[Chronique d’Alain McKenna] The Great Disconnect

“I already pay for the Internet. The implication: why would I pay extra for the newspaper, movies or music? This is a feeling shared by a significant number of Internet users and which resurfaces now that it will no longer be possible to access Netflix from two different places from the same account.

“I already pay for the Internet” is a comment found on social networks under an advertisement for a subscription – at an otherwise very reasonable price – to your favorite daily newspaper. This was also said around the same time by several people who apparently access Netflix for free because a subscriber gave them their password.

Netflix has confirmed that starting February 21, its service will end this sharing of passwords. Too many of its subscribers give it away to friends or family so they can in turn watch whatever content they want without having to pay for it themselves. A privilege that has irritated Netflix executives for years.

And there, Netflix acts. At the mere possibility of having to pay for their own Netflix account, some subscribers are beside themselves. So much so that we seem to be witnessing an unprecedented movement of discontent on the Web these days.
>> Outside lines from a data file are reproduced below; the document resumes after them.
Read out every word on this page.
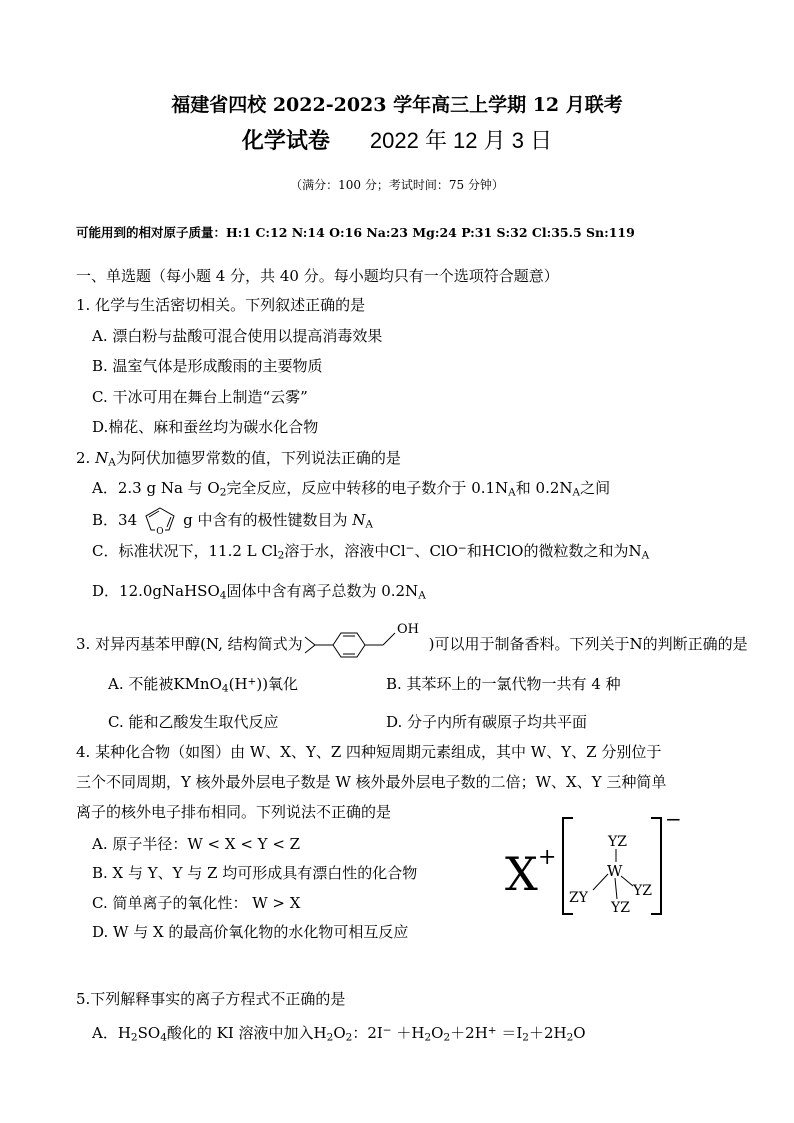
福建省四校 2022-2023 学年高三上学期 12 月联考
化学试卷 2022 年 12 月 3 日
（满分：100 分；考试时间：75 分钟）
可能用到的相对原子质量：H:1 C:12 N:14 O:16 Na:23 Mg:24 P:31 S:32 Cl:35.5 Sn:119
一、单选题（每小题 4 分，共 40 分。每小题均只有一个选项符合题意）
1. 化学与生活密切相关。下列叙述正确的是
A. 漂白粉与盐酸可混合使用以提高消毒效果
B. 温室气体是形成酸雨的主要物质
C. 干冰可用在舞台上制造“云雾”
D.棉花、麻和蚕丝均为碳水化合物
2. $N_A$为阿伏加德罗常数的值，下列说法正确的是
A．2.3 g Na 与 $O_2$完全反应，反应中转移的电子数介于 $0.1N_A$和 $0.2N_A$之间
B．34
O
g 中含有的极性键数目为 $N_A$
C．标准状况下，11.2 L $Cl_2$溶于水，溶液中Cl−、ClO−和HClO的微粒数之和为$N_A$
D．12.0gNaHSO$_4$固体中含有离子总数为 $0.2N_A$
3. 对异丙基苯甲醇(N, 结构简式为
OH
)可以用于制备香料。下列关于N的判断正确的是
A. 不能被KMnO$_4$(H+))氧化	B. 其苯环上的一氯代物一共有 4 种
C. 能和乙酸发生取代反应	D. 分子内所有碳原子均共平面
4. 某种化合物（如图）由 W、X、Y、Z 四种短周期元素组成，其中 W、Y、Z 分别位于
三个不同周期，Y 核外最外层电子数是 W 核外最外层电子数的二倍；W、X、Y 三种简单
离子的核外电子排布相同。下列说法不正确的是
A. 原子半径：W < X < Y < Z
B. X 与 Y、Y 与 Z 均可形成具有漂白性的化合物
C. 简单离子的氧化性： W > X
D. W 与 X 的最高价氧化物的水化物可相互反应
X +
−
YZ
W
ZY	YZ
YZ
5.下列解释事实的离子方程式不正确的是
A．$H_2SO_4$酸化的 KI 溶液中加入$H_2O_2$：$2I^- +H_2O_2+2H^+ =I_2+2H_2O$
After the great resignation, the great disconnection.

Will it really come true?

What has been surprising for two weeks is not Netflix’s implementation of this new restriction. After all, it was formally announced last year, alongside new, more affordable subscription plans. After a huge surge in subscriptions during the pandemic lockdown, newcomers to Netflix became scarce in the final quarters of 2022.

We will see in the quarterly results to come if this great disconnection really takes place. Some experts think so. Many others doubt it. If the subscribers who leave are those who do not pay, it will not change much in the financial balance sheet of the Californian giant.

What disconnect?

Netflix executives aren’t crazy. They have demonstrated in the past that they know how to analyze very finely the ton of data that they constantly accumulate on the use of their platform by their subscribers. So far, it has stimulated the production of content that targets very specific audiences. It hasn’t always been a success, let’s face it…

This time, it is the business model that is affected. The bet that Netflix is ​​making is that “the great disconnect” will be much less important than outraged Internet users on social networks suggest. A bit like “the great resignation” which, analyzed closely, statistically only occurred in the United States, in April 2021. And, above all, she signaled a big movement of workers at the bottom of the pay scale to better jobs. They took advantage of the deconfinement to improve their conditions. In fact, the labor market has never been better in North America than it is right now.

No doubt that Netflix is ​​preparing to see users leave, then return as members of its new basic plan with advertisements. While the average Quebec subscriber currently pays $16.49 per month to consult the Netflix catalog at will, newcomers will be able to do so by paying only $5.99 per month.

Outrage on the Internet, as we know, characterizes our time. Netflix hears internet users yapping. His bosses are convinced that they don’t bite.

Fix internet

Netflix finds itself in a position that is not extraordinary. It is the daily life of almost all digital media. For someone to say, “I’m already paying for the Internet,” that pretty much brought the music industry down twenty years ago during the heyday of Napster.

It’s a catchphrase that the news media hear every day.

Remitting a substantial amount of money each month to Bell or Videotron is enough, in the minds of many consumers, for them to be able to enjoy all the content on the network completely free of charge.

A decade ago, digital media was still doing quite well on ad revenue. Google, Facebook and others have caused this market to deteriorate rapidly from there. The music industry has found in the emergence of subscription services a balance that still eludes the news media, but it financially stifles its creators as the rebate they receive is so low.

The problem of the Great Disconnect is vast. It’s not episodic or unique to Netflix. It is a structural problem of the Internet and one that will resurface until we have resolved what is like squaring the circle: convincing people who are already paying a lot of money to access the network that the true value of the network is not fiber, cable or router.

The real value of the Internet is in its content.